"There's only one hard and fast rule in running: sometimes you have to run one hard and fast."








Wednesday, April 15, 2015

In Search of Pastime (apologies to Proust)

One of the great lost art forms is the eccentric hobby, which is a shame, as what a person does in leisure is far more telling than what they do for a profession. I have yet to learn anything about someone by being informed that they are a "systems analyst," but "the guy who makes dollhouse furniture from beer cans" is a subject worthy of investigation. We seem to have a fall-back position of passive consumption, whether products or media, and originality has been left to others; I think it is time to start afresh, to look at the possibilities and perhaps find more perfect ways to spend spare time.

Collecting has long been a favored hobby, but it has become usurped by profiteering. Rule one of pastimes should be: neither you nor anyone else should benefit in any real way. People are more likely to browse flea markets today in search of resale value than to search for things they merely enjoy. Finding something completely bereft of value to collect is a challenge, but the eclectic genius William Sidis nearly cracked it with his collection of streetcar transfer stubs. Transfers were given for free and had no value, but because they came in many varieties, could be collected. He wrote a book about the subject, called "the most boring book ever written" by one critic and that was his undoing, because he caused others to collect them and, because of their increasing rarity, ephemerality and age, they became valuable... to the four or five other collectors.

Crafts, too, have been a mainstay of the hobbyist. Unfortunately, folk art has become trendy and there is a market for intentionally naïve attempts, for example Etsy crafters making increasingly ugly Christmas sweaters. Again, once money becomes the focus, the point of the activity is lost. When Francis Johnson of Darwin, MN made the biggest ball of twine, he didn't do it for money or notoriety, though it is now the town's center attraction; he was not a visionary, just a man with a lot of twine. The second rule of pastime should be: impress no one. Ideally, you want to spend an inordinate amount of time and energy on something just this side of futile, something that causes others to think they could do it and probably do it better, but couldn't be bothered to try. This brings us to the third rule: do not inspire competition (there are now bigger twine balls). This non-competitiveness can be tricky; while you may while away an hour completing a cross-word or jigsaw puzzle, there are others who do it in less time and do it competitively - there is even money involved, breaking all the rules.

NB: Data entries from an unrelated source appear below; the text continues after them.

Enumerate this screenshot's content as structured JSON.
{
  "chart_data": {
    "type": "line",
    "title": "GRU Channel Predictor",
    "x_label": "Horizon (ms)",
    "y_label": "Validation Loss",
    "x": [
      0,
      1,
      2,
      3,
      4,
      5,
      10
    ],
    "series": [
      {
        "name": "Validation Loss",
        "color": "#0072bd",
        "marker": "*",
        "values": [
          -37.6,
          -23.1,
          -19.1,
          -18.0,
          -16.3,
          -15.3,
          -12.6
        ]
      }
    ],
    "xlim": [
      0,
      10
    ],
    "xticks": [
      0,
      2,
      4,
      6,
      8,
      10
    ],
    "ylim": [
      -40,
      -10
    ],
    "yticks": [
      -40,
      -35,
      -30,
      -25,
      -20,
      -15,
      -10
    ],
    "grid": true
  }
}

Years ago, hearing of "high-pointers," who climb to the highest point in each state, I did some research and found that many states have county high-pointers, who frequently ask themselves why they drive all day to stand on yet another mound in yet another corn field in yet another county. These sounded like my people. I thought about climbing all the "peaks" in Minnesota (which are defined in a complicated manner involving 300 feet of rise from the saddle with the nearest taller neighbor) and discovered that there were a couple one could not do - corporate legal teams citing insurance liability - and I scared a true climber into doing most of them before I could. No one's done Wisconsin's peaks, which are easier, but the logistics bothered me. Then I noticed that if you drop the 300 foot rule, Wisconsin has more than 700 prominences, 74 of which are in Vernon County, which has zero 300 foot peaks. Vernon, in the glacial driftless area, is corrugated with tiny ridges and has no island peaks or chimney-like rocks requiring climbing skills and it's a mere two hour drive from my home.



Climbing the hills in Vernon County has several things I seek. It is a physical challenge, but a completely undemanding one. It is a logistical quagmire, which allows me to fill idle moments with thoughts of whether any one method of doing them is preferable to another. It's so infuriatingly vague that it is hard to know when one is done; the county high point is in one of ten possible areas, one a half-mile in diameter, all of which would have to be painstakingly covered to be certain one did not miss the true high point by a step or two. If I accomplished climbing all 74, not one person would be impressed and certainly no one would be inspired to duplicate the feat, even if I should follow Sidis and write the "Guide to Mountain Climbing in Vernon County, Wisconsin," available to download for free, of course.

What other pursuits should I consider? I ask myself as I crumble a madeleine into tea, ruining both. What tales shall I tell?

3 comments:

SteveQ said...

I like that, after reading all 3000000 words of Remembrance of Things Past, I quote only the first page.

Anonymous said...

I have always been a collector. I still have all of my 40,000 plus sports cards. From that it was fingering through comics on Hennepin Ave. at Midway comics, or my dad's favorite place growing up for comics, GLOBE, on the cornder of Hammond Ave. Superior, WI. From there it was collecting golf balls that I would eventually sell to people. Now I like collecting bones and natural curiosities. Thankfully my girlfriend thinks they are really cool too in the house. I also am a craft beer nut as well. Perhaps the greatest collection I have ever seen is Jeremy Polson's. His sitcom, movie, and sports memorabilia are incredible, but his Garbage Pail Kid collection is World Class on every level. GP artist, Tom Bunk would be quite proud.